I saw the best minds of my generation destroyed by
madness, starving hysterical naked,
dragging themselves through the negro streets at
dawn looking for an angry fix,
angelheaded hipsters burning for the ancient
heavenly connection to the starry dynamo in the
machinery of night,
who poverty and tatters and hollow-eyed and high
sat up smoking in the supernatural darkness of
cold-water flats floating across the tops of cities
It goes on in this vein for a while, containing challenging material for the late 1950’s which led to obscenity trials and quite a bit of controversy.
I was reminded of the poem when I went to the City Lights Bookshop recently, a liberal bookstore with its own rich history that was influential in nurturing the Beat generation of poets. Pictures of Ginsberg adorn its walls, including one in which he clutches what at the time was his only bowl.
And that started me thinking about what Ginsberg might say if we had a chance to meet and he could read some of my work. And that made me realize that I’m not trying to do what Ginsberg was trying to do at all.
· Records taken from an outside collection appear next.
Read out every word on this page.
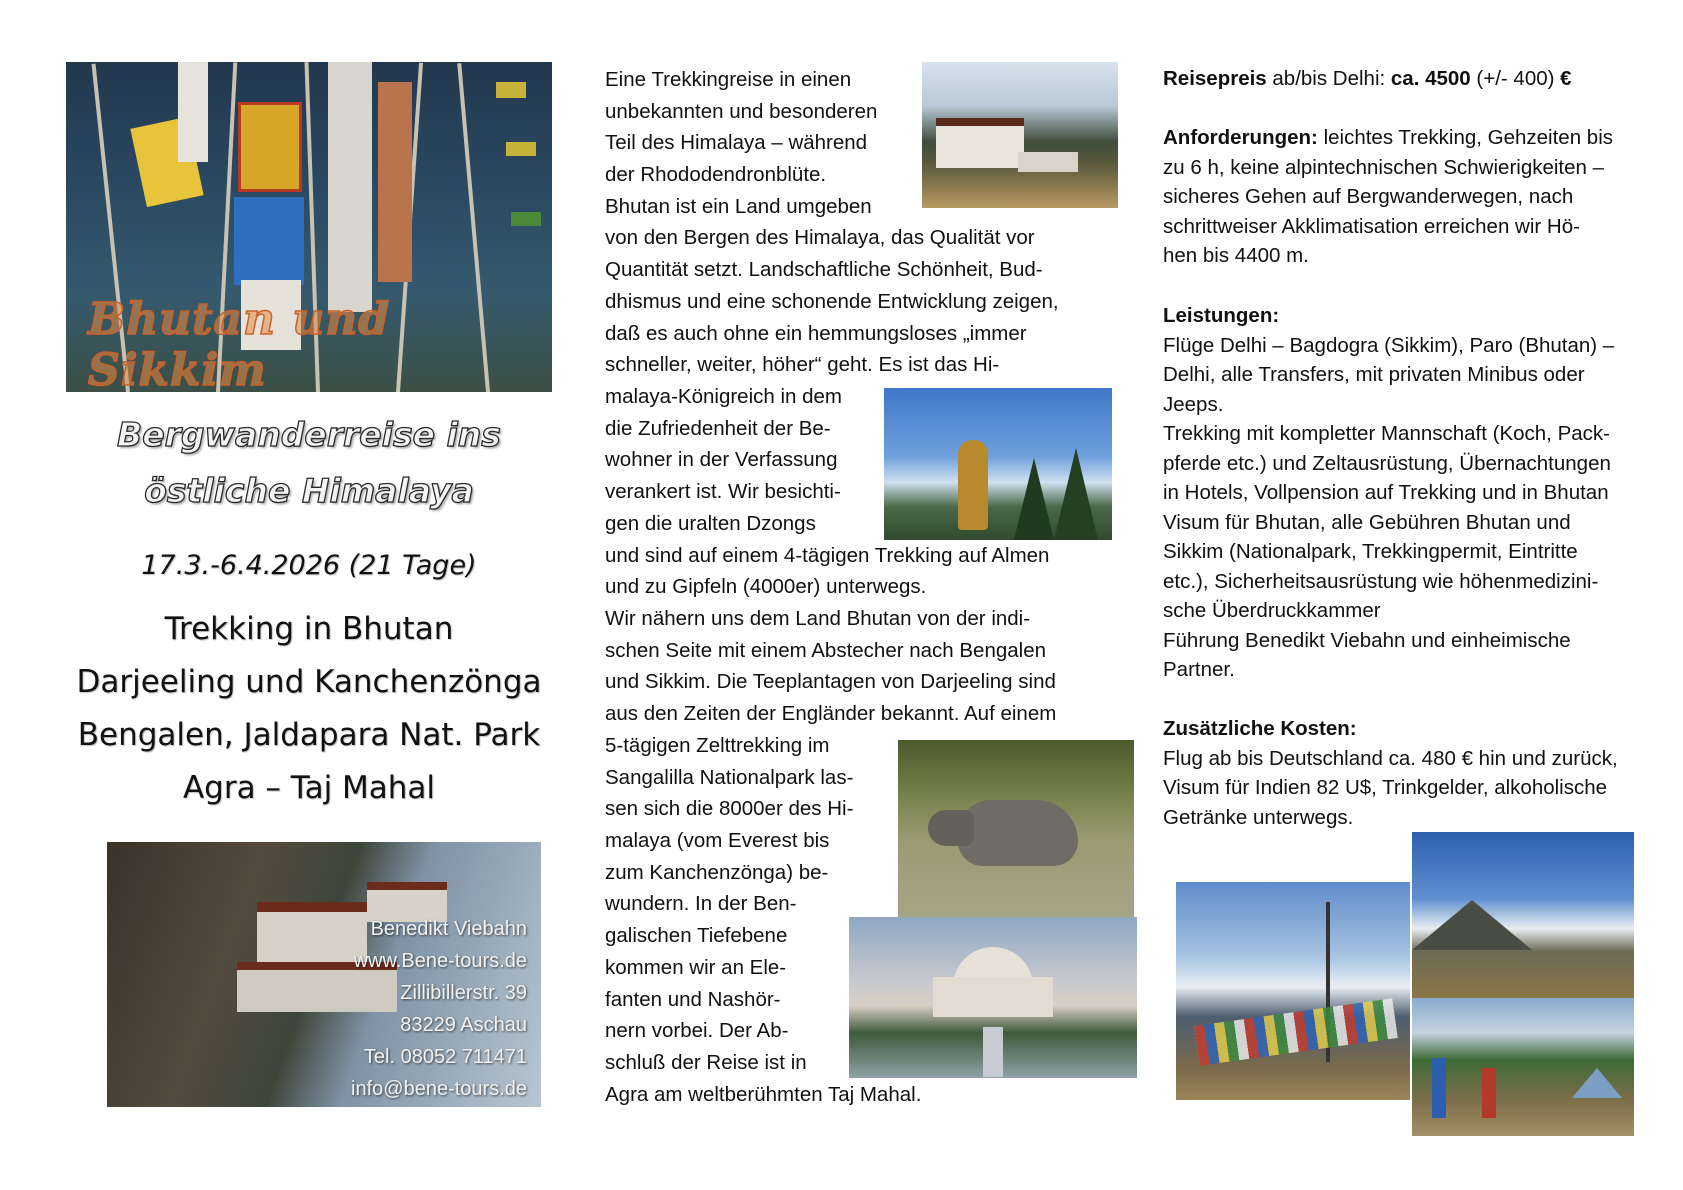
Bhutan und Sikkim
Bergwanderreise ins
östliche Himalaya
17.3.-6.4.2026 (21 Tage)
Trekking in Bhutan
Darjeeling und Kanchenzönga
Bengalen, Jaldapara Nat. Park
Agra – Taj Mahal
Benedikt Viebahn
www.Bene-tours.de
Zillibillerstr. 39
83229 Aschau
Tel. 08052 711471
info@bene-tours.de
Eine Trekkingreise in einen
unbekannten und besonderen
Teil des Himalaya – während
der Rhododendronblüte.
Bhutan ist ein Land umgeben
von den Bergen des Himalaya, das Qualität vor
Quantität setzt. Landschaftliche Schönheit, Bud-
dhismus und eine schonende Entwicklung zeigen,
daß es auch ohne ein hemmungsloses „immer
schneller, weiter, höher“ geht. Es ist das Hi-
malaya-Königreich in dem
die Zufriedenheit der Be-
wohner in der Verfassung
verankert ist. Wir besichti-
gen die uralten Dzongs
und sind auf einem 4-tägigen Trekking auf Almen
und zu Gipfeln (4000er) unterwegs.
Wir nähern uns dem Land Bhutan von der indi-
schen Seite mit einem Abstecher nach Bengalen
und Sikkim. Die Teeplantagen von Darjeeling sind
aus den Zeiten der Engländer bekannt. Auf einem
5-tägigen Zelttrekking im
Sangalilla Nationalpark las-
sen sich die 8000er des Hi-
malaya (vom Everest bis
zum Kanchenzönga) be-
wundern. In der Ben-
galischen Tiefebene
kommen wir an Ele-
fanten und Nashör-
nern vorbei. Der Ab-
schluß der Reise ist in
Agra am weltberühmten Taj Mahal.
Reisepreis ab/bis Delhi: ca. 4500 (+/- 400) €
Anforderungen: leichtes Trekking, Gehzeiten bis
zu 6 h, keine alpintechnischen Schwierigkeiten –
sicheres Gehen auf Bergwanderwegen, nach
schrittweiser Akklimatisation erreichen wir Hö-
hen bis 4400 m.
Leistungen:
Flüge Delhi – Bagdogra (Sikkim), Paro (Bhutan) –
Delhi, alle Transfers, mit privaten Minibus oder
Jeeps.
Trekking mit kompletter Mannschaft (Koch, Pack-
pferde etc.) und Zeltausrüstung, Übernachtungen
in Hotels, Vollpension auf Trekking und in Bhutan
Visum für Bhutan, alle Gebühren Bhutan und
Sikkim (Nationalpark, Trekkingpermit, Eintritte
etc.), Sicherheitsausrüstung wie höhenmedizini-
sche Überdruckkammer
Führung Benedikt Viebahn und einheimische
Partner.
Zusätzliche Kosten:
Flug ab bis Deutschland ca. 480 € hin und zurück,
Visum für Indien 82 U$, Trinkgelder, alkoholische
Getränke unterwegs.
Ginsberg’s work was raw, powerful, lyrical. He experimented with form, filled it with deep emotion, and used it to catapult the secret frustration, struggles and shame of a repressed generation straight out into the light, exposing drinking and drugs and sexuality and homosexuality and protest and jazz to a world that wasn’t quite ready to receive it for precisely the same reason that it desperately needed to hear it.
Sometimes that needs to be done, but I don’t care about doing that at all.
I want my work to be honest, but I’m not interested in throwing things in people’s faces to wake them up. I believe in illuminating worlds that are rarely seen, but only to create interest, not to expose secrets. I do feel deep emotion, but often drain it from my work because rage blinds me from seeing my opponent’s point of view. I rarely experiment with form and often when I do, I regret it. Where Ginsberg was raw, powerful, and lyrical, I try to be smooth, balanced and direct.
But that’s a post-hoc analysis, derived from what I like about Ginsberg and how it differs from what I write. It isn’t the first thing that came to mind about my writing, which was: I write what I like.
I like to write stories that I like to read. I write science fiction because I enjoy hard science, space opera(*), Star Trek and Star Wars too. I write urban fantasy because I like Anita Blake and Mercy Thomson, and Interview with the Vampire and Buffy the Vampire Slayer too.
I constantly have stories running through my head, more than I could ever write down. I’ve written many, many short stories and novels, only a few of which have gotten published or seen the light of day, but that’s slowly changing as I put more effort into publishing.
But at the end of the day that doesn’t matter, because I can still read my stories. I’m not writing to make other people happy. I’m not writing to change the world. I’m writing to produce more of what I like to read.
That, and my head would explode if I stopped writing.
I hope some more of my writing will get published, that you all get to read it, and that some of you enjoy it. Until then, please enjoy this blog … which I write for the same reason I write science fiction: I enjoy having blog posts to read and will continue to produce more of them that I like.
(*) I fully understand that categorizing Larry Niven as “space opera” will be construed as a terrible insult by people who don’t understand the difference between the kind of SF that he wrote and the kind Hal Clement wrote. Uncharitably, these are probably the same people who insist on the distinction between “sci fi” and “science fiction” or draw some mental distinction between “Trekkies” and “Trekkers”, and they can all just go away. For everyone still reading, Larry Niven is one of my favorite authors, but if your stories include hyperdrives, you’re writing space opera and not hard science fiction, even if your space opera is filled with real hard SF elements.